The Finals: Community Arena (Non Academic Project)

websiteimage

Creators: Matthew Caldwell, Aaron Luciano, Tyler Meyer

The Finals is a new video game that my friends and I enjoy playing. Being newly released, there wasn't much community support behind the game, so we set out to create a website that would serve as a hub for people looking to find others to play with in pick-up games. While Aaron worked on front-end and Tyler worked on the lobby system, I worked on back-end (login system, user database, and user data integrity). Below are graphics I created. While I am not publicly sharing code of this project on here, if you are a curious employer feel free to reach out to me for source code!
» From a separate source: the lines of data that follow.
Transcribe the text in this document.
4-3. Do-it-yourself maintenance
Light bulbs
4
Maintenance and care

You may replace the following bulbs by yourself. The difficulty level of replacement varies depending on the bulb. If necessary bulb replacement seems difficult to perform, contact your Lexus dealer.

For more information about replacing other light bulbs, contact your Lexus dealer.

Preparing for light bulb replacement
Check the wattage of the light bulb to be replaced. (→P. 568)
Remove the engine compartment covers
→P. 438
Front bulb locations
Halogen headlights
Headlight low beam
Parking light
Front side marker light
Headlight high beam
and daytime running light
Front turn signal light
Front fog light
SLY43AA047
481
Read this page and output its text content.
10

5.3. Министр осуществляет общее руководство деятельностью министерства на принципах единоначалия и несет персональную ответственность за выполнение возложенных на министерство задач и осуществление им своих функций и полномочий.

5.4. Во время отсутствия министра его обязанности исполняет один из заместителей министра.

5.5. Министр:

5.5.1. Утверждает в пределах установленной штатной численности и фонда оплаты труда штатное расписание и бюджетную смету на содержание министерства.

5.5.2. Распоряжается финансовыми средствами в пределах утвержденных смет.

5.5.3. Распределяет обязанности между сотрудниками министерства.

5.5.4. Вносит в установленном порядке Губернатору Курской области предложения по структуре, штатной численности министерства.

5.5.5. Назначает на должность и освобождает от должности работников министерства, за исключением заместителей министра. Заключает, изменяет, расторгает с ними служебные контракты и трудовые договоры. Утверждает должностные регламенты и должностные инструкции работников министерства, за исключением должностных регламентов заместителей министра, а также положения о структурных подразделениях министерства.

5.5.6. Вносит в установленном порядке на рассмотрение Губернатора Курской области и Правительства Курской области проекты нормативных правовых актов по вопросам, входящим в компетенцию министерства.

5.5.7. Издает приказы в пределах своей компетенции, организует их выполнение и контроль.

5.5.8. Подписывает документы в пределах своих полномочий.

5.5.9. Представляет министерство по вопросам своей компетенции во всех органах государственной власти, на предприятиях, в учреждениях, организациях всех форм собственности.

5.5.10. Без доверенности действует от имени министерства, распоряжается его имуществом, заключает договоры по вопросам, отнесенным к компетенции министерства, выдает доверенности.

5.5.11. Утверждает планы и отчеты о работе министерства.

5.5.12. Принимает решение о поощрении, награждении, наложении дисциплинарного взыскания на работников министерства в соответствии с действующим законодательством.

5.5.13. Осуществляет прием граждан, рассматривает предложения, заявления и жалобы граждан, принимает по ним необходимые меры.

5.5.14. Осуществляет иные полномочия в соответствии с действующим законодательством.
Some security features I implemented

- Password hashing using Bcrypt/PHP's password_hash & password_verify function
- SQL Injection prevention using $stmt (prepared statements)
- Secure cookies & HTTP only cookies to prevent XSS and man-in-the-middle attacks
- Session regeneration with session_regenerate_id() to prevent fixation attacks

flowchart

Database Workflow

When designing the login system, I wanted to give the user both the option to create an account with an email and password or use steam's api to login with their steam account. I created the graphic above to visualize the flow process of logging in and the relationship between different php pages and the user-db. All of the php/html pages featured in this graphic were designed and written by me.

loginprocess

Login Process Concept

Above is a graphic I created to help me visualize how the login process would work. I was initially worried about users finding edge-cases that break the website so I wanted to ensure that I had accounted for all possible scenarios when someone was browsing our site.